Levels of good and bad gut bacteria influences autoimmune disease.

Multiple sclerosis (MS) patients were found to have lower levels of good bacteria in a recent study, revealing that bad gut bacteria or an insufficient amount of good bacteria may be a direct link to MS.

Since bacteria has been associated with contributing to good health, researchers sought to determine whether individuals with a chronic autoimmune disorder had different gut microbiome than healthy individuals for a study published in Scientific Reports.

“Every human carries trillions of bacteria in their gut (gut microbiome) and recent advances in research indicated that these tiny passengers play an important role in our overall health maintenance,” said senior study author Ashutosh Mangalam, PhD.

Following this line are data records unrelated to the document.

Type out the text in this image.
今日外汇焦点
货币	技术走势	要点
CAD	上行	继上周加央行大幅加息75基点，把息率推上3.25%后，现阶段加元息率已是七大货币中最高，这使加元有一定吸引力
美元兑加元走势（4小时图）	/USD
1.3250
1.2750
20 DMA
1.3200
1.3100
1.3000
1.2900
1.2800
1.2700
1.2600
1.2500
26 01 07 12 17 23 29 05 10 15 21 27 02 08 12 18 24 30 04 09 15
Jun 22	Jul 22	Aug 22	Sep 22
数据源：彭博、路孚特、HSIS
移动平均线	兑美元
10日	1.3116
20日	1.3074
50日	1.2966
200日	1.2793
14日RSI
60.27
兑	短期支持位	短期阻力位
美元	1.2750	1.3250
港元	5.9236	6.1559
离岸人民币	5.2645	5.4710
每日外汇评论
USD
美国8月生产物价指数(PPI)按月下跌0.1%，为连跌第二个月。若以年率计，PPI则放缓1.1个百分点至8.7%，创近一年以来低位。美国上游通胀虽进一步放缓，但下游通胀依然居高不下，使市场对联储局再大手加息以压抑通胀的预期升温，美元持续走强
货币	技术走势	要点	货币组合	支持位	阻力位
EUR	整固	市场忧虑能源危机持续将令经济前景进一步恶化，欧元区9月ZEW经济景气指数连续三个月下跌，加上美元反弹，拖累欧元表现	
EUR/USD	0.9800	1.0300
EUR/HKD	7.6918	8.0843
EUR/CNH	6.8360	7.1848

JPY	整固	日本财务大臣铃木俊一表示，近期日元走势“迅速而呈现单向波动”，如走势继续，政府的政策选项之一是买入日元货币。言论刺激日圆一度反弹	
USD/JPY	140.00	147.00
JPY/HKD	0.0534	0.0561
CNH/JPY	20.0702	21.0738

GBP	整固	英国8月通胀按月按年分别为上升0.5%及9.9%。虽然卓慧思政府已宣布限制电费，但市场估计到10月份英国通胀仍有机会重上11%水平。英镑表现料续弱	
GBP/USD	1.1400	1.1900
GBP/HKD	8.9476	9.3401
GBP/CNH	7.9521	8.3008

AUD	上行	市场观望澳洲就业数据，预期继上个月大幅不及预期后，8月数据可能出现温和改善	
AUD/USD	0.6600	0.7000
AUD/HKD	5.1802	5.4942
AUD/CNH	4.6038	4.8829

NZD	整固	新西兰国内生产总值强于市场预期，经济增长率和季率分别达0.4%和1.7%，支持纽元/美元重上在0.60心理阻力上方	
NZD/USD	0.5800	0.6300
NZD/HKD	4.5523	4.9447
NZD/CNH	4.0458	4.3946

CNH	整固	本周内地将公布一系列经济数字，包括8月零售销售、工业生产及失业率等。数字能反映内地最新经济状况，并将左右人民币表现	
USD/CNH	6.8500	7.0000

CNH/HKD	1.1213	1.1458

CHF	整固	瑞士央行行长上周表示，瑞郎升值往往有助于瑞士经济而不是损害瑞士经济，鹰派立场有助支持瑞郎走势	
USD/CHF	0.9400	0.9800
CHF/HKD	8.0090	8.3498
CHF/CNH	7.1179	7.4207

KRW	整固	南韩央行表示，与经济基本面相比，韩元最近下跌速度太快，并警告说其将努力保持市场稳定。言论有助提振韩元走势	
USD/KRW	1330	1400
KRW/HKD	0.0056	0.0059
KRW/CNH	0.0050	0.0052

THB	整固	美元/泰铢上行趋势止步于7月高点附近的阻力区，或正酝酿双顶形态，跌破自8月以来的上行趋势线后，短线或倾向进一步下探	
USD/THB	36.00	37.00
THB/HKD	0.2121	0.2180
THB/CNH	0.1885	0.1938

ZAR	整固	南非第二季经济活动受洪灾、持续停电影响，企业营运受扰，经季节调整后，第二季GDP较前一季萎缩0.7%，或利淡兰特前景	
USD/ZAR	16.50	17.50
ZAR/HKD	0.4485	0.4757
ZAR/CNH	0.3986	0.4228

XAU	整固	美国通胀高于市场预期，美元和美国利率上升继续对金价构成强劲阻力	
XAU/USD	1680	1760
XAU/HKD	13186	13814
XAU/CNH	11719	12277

Researchers conducted a microbiome analysis on fecal samples collected from both MS patients and healthy controls, and found that MS patients do have a distinct microbiome from the healthy controls.

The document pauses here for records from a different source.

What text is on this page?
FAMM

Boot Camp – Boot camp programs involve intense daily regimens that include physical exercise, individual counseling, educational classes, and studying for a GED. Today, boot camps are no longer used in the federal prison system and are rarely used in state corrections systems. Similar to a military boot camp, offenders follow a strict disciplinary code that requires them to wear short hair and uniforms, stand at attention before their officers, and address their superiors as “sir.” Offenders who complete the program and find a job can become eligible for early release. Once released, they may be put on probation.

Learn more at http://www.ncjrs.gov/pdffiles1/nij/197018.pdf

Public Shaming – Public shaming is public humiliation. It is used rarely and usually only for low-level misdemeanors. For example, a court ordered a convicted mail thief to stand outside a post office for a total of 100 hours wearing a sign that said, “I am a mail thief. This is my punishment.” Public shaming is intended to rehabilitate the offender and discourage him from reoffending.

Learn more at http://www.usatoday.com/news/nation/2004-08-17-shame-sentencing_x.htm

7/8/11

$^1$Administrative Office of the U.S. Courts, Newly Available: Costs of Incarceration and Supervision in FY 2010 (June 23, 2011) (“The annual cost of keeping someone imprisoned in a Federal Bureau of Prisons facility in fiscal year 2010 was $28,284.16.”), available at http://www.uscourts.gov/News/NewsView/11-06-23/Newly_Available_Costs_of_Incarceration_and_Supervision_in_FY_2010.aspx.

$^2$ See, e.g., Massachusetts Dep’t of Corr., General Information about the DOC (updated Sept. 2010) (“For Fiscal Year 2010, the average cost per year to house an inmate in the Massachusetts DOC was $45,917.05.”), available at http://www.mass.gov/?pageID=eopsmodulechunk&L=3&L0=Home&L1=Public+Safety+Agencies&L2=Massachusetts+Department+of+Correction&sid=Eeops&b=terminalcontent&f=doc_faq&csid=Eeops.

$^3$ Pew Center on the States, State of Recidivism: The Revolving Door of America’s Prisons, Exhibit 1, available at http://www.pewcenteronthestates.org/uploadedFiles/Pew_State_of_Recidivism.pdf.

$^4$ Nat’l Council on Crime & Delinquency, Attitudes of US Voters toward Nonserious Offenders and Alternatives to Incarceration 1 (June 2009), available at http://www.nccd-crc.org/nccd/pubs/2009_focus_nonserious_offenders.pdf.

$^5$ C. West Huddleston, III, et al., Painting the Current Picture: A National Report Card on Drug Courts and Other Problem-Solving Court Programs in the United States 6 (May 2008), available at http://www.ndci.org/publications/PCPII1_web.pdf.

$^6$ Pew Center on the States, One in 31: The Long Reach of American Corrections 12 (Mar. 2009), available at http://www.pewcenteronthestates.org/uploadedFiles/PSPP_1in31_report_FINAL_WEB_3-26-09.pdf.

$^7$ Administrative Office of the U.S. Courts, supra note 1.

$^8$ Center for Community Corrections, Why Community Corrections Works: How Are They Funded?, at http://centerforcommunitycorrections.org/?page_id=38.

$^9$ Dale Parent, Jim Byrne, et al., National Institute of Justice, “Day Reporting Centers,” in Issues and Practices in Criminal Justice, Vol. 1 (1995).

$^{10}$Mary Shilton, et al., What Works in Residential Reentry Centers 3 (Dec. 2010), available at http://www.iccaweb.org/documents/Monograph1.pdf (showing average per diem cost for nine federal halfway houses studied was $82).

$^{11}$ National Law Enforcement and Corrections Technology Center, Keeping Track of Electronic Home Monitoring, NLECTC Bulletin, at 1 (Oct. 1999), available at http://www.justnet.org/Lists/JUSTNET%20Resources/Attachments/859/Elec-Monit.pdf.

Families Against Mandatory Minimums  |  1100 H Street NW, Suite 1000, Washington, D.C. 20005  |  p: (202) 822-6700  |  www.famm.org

“We identified certain bacteria which are increased or decreased in the gut of patients with MS compared to health controls,” Mangalam said. “Although preliminary, our data suggest that patients with MS have reduced levels of good bacteria responsible for overall benefits obtained from consuming health foods, such as soybean and flaxseeds.”

Mangalam noted more research is needed in a larger patient population to validate the findings.